O presidente Recep Tayyip Erdogan disse que viu os posicionamentos dos líderes do Talibã com "otimismo cauteloso". Ele acrescentou que "não teria permissão de ninguém" sobre com quem falar, quando questionado sobre as críticas a seu contato com o grupo.

"Isso é diplomacia", disse ele durante uma entrevista coletiva.

Ele acrescentou: "A Turquia está pronta para dar todo tipo de apoio à unidade do Afeganistão, mas seguirá um caminho muito cauteloso."

Quanto ao Catar, as autoridades esperam que seu papel como mediador ajude a diminuir, em vez de aumentar, os anos de turbulência no Golfo. Doha intermediou negociações entre facções concorrentes em vários dos principais conflitos do Oriente Médio.

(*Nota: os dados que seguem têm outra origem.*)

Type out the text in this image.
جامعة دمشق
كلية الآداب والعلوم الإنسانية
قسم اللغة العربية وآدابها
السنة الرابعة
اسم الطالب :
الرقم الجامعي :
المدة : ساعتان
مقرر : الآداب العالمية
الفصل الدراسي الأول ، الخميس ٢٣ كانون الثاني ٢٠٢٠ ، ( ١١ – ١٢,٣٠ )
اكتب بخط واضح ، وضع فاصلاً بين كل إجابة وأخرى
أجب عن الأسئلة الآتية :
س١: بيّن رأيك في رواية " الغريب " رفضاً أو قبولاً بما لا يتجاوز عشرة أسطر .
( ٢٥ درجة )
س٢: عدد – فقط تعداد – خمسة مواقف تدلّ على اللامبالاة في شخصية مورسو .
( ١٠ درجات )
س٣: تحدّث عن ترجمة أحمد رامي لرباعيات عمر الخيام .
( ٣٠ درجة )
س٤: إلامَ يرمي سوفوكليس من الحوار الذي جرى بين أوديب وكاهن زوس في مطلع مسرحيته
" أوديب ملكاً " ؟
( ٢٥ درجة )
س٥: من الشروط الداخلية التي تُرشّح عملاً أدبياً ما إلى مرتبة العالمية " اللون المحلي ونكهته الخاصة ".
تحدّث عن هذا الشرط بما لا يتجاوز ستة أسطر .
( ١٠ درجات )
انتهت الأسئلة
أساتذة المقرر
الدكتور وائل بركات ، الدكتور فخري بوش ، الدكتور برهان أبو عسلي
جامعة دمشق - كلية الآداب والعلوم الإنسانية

Mas, na esteira da Primavera Árabe, seus rivais do Golfo acusaram o país de se aliar aos islâmicos. Em 2017, Arábia Saudita, Emirados Árabes Unidos, Egito e Bahrein cortaram laços - desde então restaurados -, acusando o Catar de se aproximar demais do Irã e alimentar a instabilidade por meio de seu canal de notícias estatal Al Jazeera.

Por enquanto, com uma situação profundamente incerta para o povo do Afeganistão, o Catar e a Turquia estão entre aqueles que falam com o Talibã. Já China e Rússia também competem por acesso futuro a Cabul.

O professor Han diz que essa é a opção menos pior, o que ele chama de "abordagem mais colaborativa".

"A Turquia, sendo um membro do Ocidente, é mais suscetível à pressão do Ocidente por questões de direitos humanos", explica.

O novo governo do Talibã apenas começou. Milhões de afegãos comuns aguardam com ansiedade os próximos acontecimentos.